J'abaisse immédiatement mon tee-shirt, soulagée de ne plus voir le mélange de bleu et violet que forme l'hématome sur mon ventre. Lorsque je descends les escaliers, ma vue se trouble et je suis obligée de m'arrêter.
Mais qu'est-ce qui m'arrive?
Tout tourne autour de moi et la douleur s'accentue. Cette fois-ci il me faut faire un effort inconsiderable pour que ma souffrance ne transparaisse pas sur mon visage.
J'arrive dans la cuisine et m'installe aux côtés de Lily. Cette dernière me sourie et je remarque qu'elle a une dent en moins. Qu'elle est mignonne.

-Zac ne va pas tarder, il avait entraînement de handball.

Elle me sert des lasagnes et je dois avouer que ce plat m'a l'air très appétissant.

Je m'équipe de ma fourchette et commence à manger lentement, très lentement. Mais la douleur augmente encore et encore, sans s'arrêter.

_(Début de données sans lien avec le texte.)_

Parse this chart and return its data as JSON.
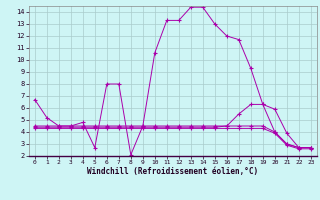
{
  "xlabel": "Windchill (Refroidissement éolien,°C)",
  "background_color": "#cef5f5",
  "grid_color": "#aacccc",
  "line_color": "#aa00aa",
  "xlim": [
    -0.5,
    23.5
  ],
  "ylim": [
    2,
    14.5
  ],
  "yticks": [
    2,
    3,
    4,
    5,
    6,
    7,
    8,
    9,
    10,
    11,
    12,
    13,
    14
  ],
  "xticks": [
    0,
    1,
    2,
    3,
    4,
    5,
    6,
    7,
    8,
    9,
    10,
    11,
    12,
    13,
    14,
    15,
    16,
    17,
    18,
    19,
    20,
    21,
    22,
    23
  ],
  "series": [
    {
      "x": [
        0,
        1,
        2,
        3,
        4,
        5,
        6,
        7,
        8,
        9,
        10,
        11,
        12,
        13,
        14,
        15,
        16,
        17,
        18,
        19,
        20,
        21,
        22,
        23
      ],
      "y": [
        6.7,
        5.2,
        4.5,
        4.5,
        4.8,
        2.7,
        8.0,
        8.0,
        2.1,
        4.5,
        10.6,
        13.3,
        13.3,
        14.4,
        14.4,
        13.0,
        12.0,
        11.7,
        9.3,
        6.3,
        5.9,
        3.9,
        2.7,
        2.7
      ]
    },
    {
      "x": [
        0,
        1,
        2,
        3,
        4,
        5,
        6,
        7,
        8,
        9,
        10,
        11,
        12,
        13,
        14,
        15,
        16,
        17,
        18,
        19,
        20,
        21,
        22,
        23
      ],
      "y": [
        4.5,
        4.5,
        4.5,
        4.5,
        4.5,
        4.5,
        4.5,
        4.5,
        4.5,
        4.5,
        4.5,
        4.5,
        4.5,
        4.5,
        4.5,
        4.5,
        4.5,
        4.5,
        4.5,
        4.5,
        4.0,
        3.0,
        2.7,
        2.7
      ]
    },
    {
      "x": [
        0,
        1,
        2,
        3,
        4,
        5,
        6,
        7,
        8,
        9,
        10,
        11,
        12,
        13,
        14,
        15,
        16,
        17,
        18,
        19,
        20,
        21,
        22,
        23
      ],
      "y": [
        4.4,
        4.4,
        4.4,
        4.4,
        4.4,
        4.4,
        4.4,
        4.4,
        4.4,
        4.4,
        4.4,
        4.4,
        4.4,
        4.4,
        4.4,
        4.4,
        4.5,
        5.5,
        6.3,
        6.3,
        4.0,
        3.0,
        2.7,
        2.7
      ]
    },
    {
      "x": [
        0,
        1,
        2,
        3,
        4,
        5,
        6,
        7,
        8,
        9,
        10,
        11,
        12,
        13,
        14,
        15,
        16,
        17,
        18,
        19,
        20,
        21,
        22,
        23
      ],
      "y": [
        4.3,
        4.3,
        4.3,
        4.3,
        4.3,
        4.3,
        4.3,
        4.3,
        4.3,
        4.3,
        4.3,
        4.3,
        4.3,
        4.3,
        4.3,
        4.3,
        4.3,
        4.3,
        4.3,
        4.3,
        3.9,
        2.9,
        2.6,
        2.6
      ]
    }
  ]
}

-Au fait, la CPE a appelé et elle nous a confirmé ta date de retour. Tu vas devoir rester ici durant quatre jours. Tu pourras ensuite...

Mais je n'écoute plus ce qu'elle me dit. La douleur a atteint un taux de souffrance intolérable et je ne peux plus la supporter. Je recrache ma bouchée sans pouvoir me contrôler, puis quelque secondes après du sang la suit. J'entend M. et Mme Prims hurler de peur, Lily pleurer. Mais je n'y fait pas attention. Ma tête me tourne désormais bien plus et je m'écroule par terre après avoir fais quelque pas, essayant d'aller, en vain, à la salle de bain du rez-de-chaussée.

Je ne sais combien de temps est passé lorsque j'entrevois, à travers mes paupières qui papillonnent, des lumières rouges et bleus frapper le salon. La douleur est toujours aussi intense, voir plus. Je sens légèrement des mains me palper mais je ne peux réagir pour les supplier de me laisser. Des voix coupées par un bruit assourdissant me parviennent. Mes oreilles bourdonnent et j'ai l'impression de mettre pris un coup sur la tête.

J'ai envi de me débattre, de hurler de ne pas me toucher. Mais je ne peux pas bouger. Je n'ai plus de force. La seule chose que je fais c'est vomir du sang. Je ne peux même plus tourner la tête pour le cracher, ayant l'impression de m'étouffer.

J'ai déjà ressentis cette sensation sous les coups de papa. Mais jamais à un tel degrés. Et je savais que j'allais me relever un jour ou l'autre car mon enfer n'était pas fini. Aujourd'hui c'est différent. Je me sens partir.

Il n'y a qu'une chose que je ne cesse de faire, c'est d'hurler, hurler au fond de moi. Mais je suis la seule à m'entendre. Je pense à mon père et une dernière pensée me parvient avant que je ne sois aspiré par un trou noir.

"Félicitations papa, tu as fini par avoir ce que tu voulais. Je vais enfin mourir."